Link: http://www.chiesa.espressonline.it/dettaglio.jsp?id=44479&eng=y
In an interesting article entitled Holy War: The Year the Muslims Took Rome, Sandro Magister tells us about an occasion when Muslim Arabs sacked Rome and stole all the treasures from St. Peter’s.
What happened is that in 846 some Muslim Arabs arrived in a fleet at the mouth of the Tiber, made their way to Rome, sacked the city, and carried away from the basilica of St. Peter all of the gold and silver it contained.
And this was not just an incidental attack. In 827 the Arabs had conquered Sicily, which they kept under their dominion for two and a half centuries. Rome was under serious threat from nearby. In 847, the year after the assault, the newly elected pope Leo IV began the construction of walls around the entire perimeter of the Vatican, 12 meters high and equipped with 44 towers. He completed the project in six years. These are the “Leonine” walls, and significant traces of them still remain. But very few today know that these walls were erected to defend the see of Peter from an Islamic jihad. And many of those who do know this remain silent out of discretion. “Bridges, not walls” is the fashionable slogan today.

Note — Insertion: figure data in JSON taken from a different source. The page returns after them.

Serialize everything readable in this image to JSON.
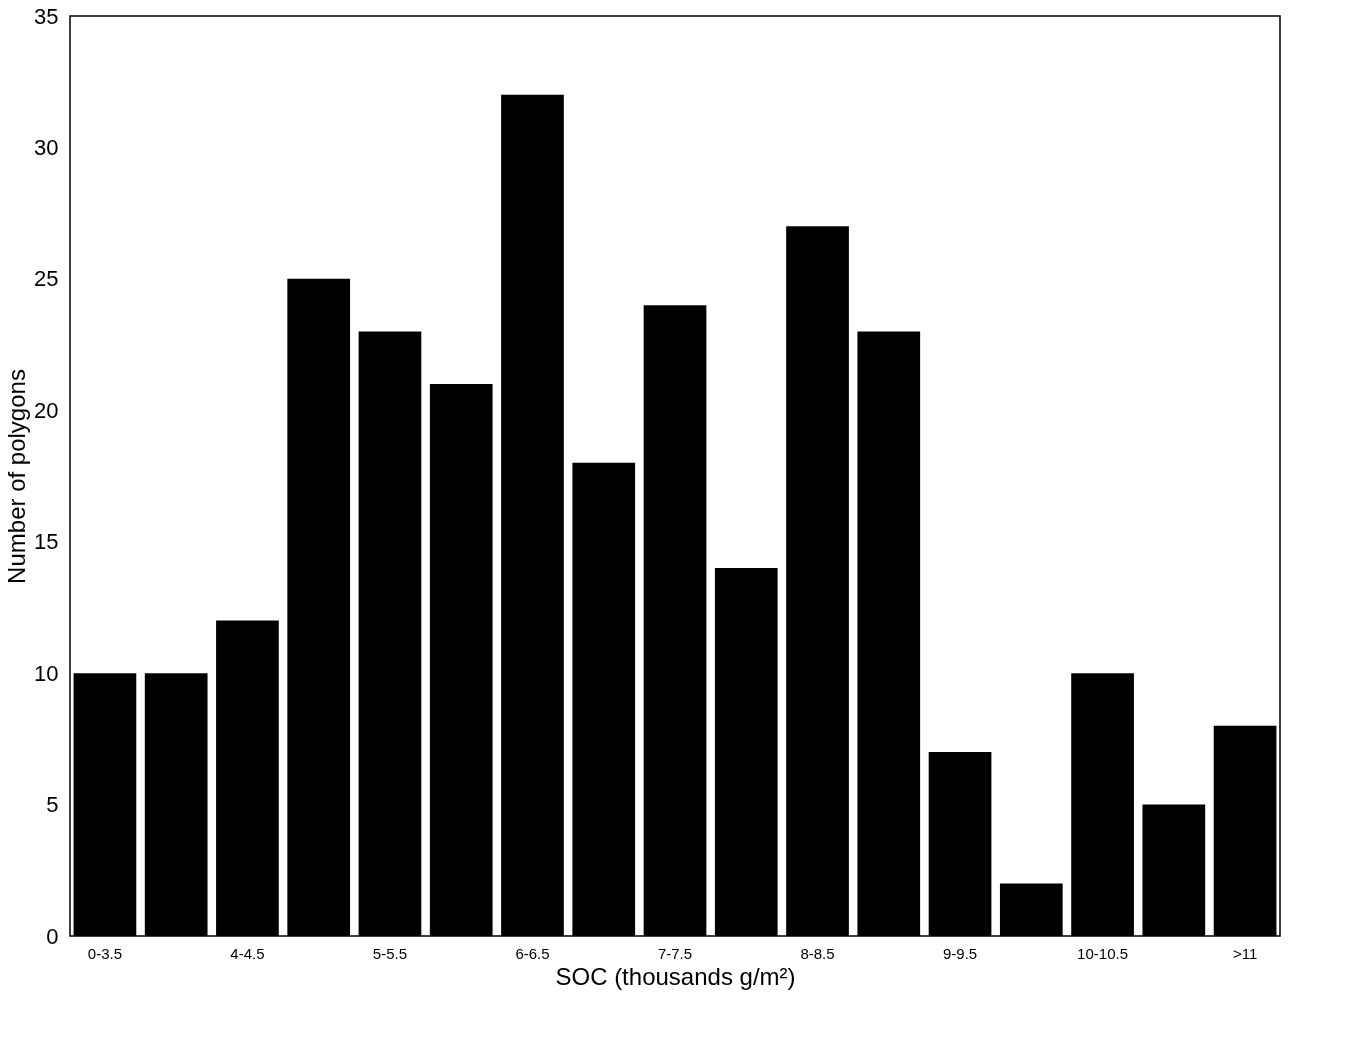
{
  "chart_data": {
    "type": "bar",
    "xlabel": "SOC (thousands g/m²)",
    "ylabel": "Number of polygons",
    "categories": [
      "0-3.5",
      null,
      "4-4.5",
      null,
      "5-5.5",
      null,
      "6-6.5",
      null,
      "7-7.5",
      null,
      "8-8.5",
      null,
      "9-9.5",
      null,
      "10-10.5",
      null,
      ">11"
    ],
    "values": [
      10,
      10,
      12,
      25,
      23,
      21,
      32,
      18,
      24,
      14,
      27,
      23,
      7,
      2,
      10,
      5,
      8
    ],
    "color": "#000000",
    "ylim": [
      0,
      35
    ],
    "yticks": [
      0,
      5,
      10,
      15,
      20,
      25,
      30,
      35
    ],
    "grid": false
  }
}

I hope that the Latin Patriarch of Jerusalem and all the other Christians who join in the general Palestinian bleating about Israel’s ‘wall’, built to protect the Jews from violent attacks by their neighbours, will read this and take note.
Speaking of which, here is a final burp from the annual feast of verbal attacks on Israel which takes place around Christmas, usually inspired by Bethlehem: Bethlehem: A pilgrimage in faith and suffering
But going to Bethlehem is also a journey into suffering. The wounds of the Israeli-Palestinian problem are starkly visible on arrival: the wall which surrounds and suffocates the city is indescribably sad. Bethlehem is a sort of prison: only a handful of people are in sight, people asking for handouts, begging because they are hungry… Everything speaks of neglect and of misery: half-finished buildings, rubbish on the sides of the streets, insecurity, tension, anxiety among the people.
The implication is that this is all the fault of the Israelis, not the real villains – the Palestinian ‘leadership’. The writer should also read the article by Sandro Magister.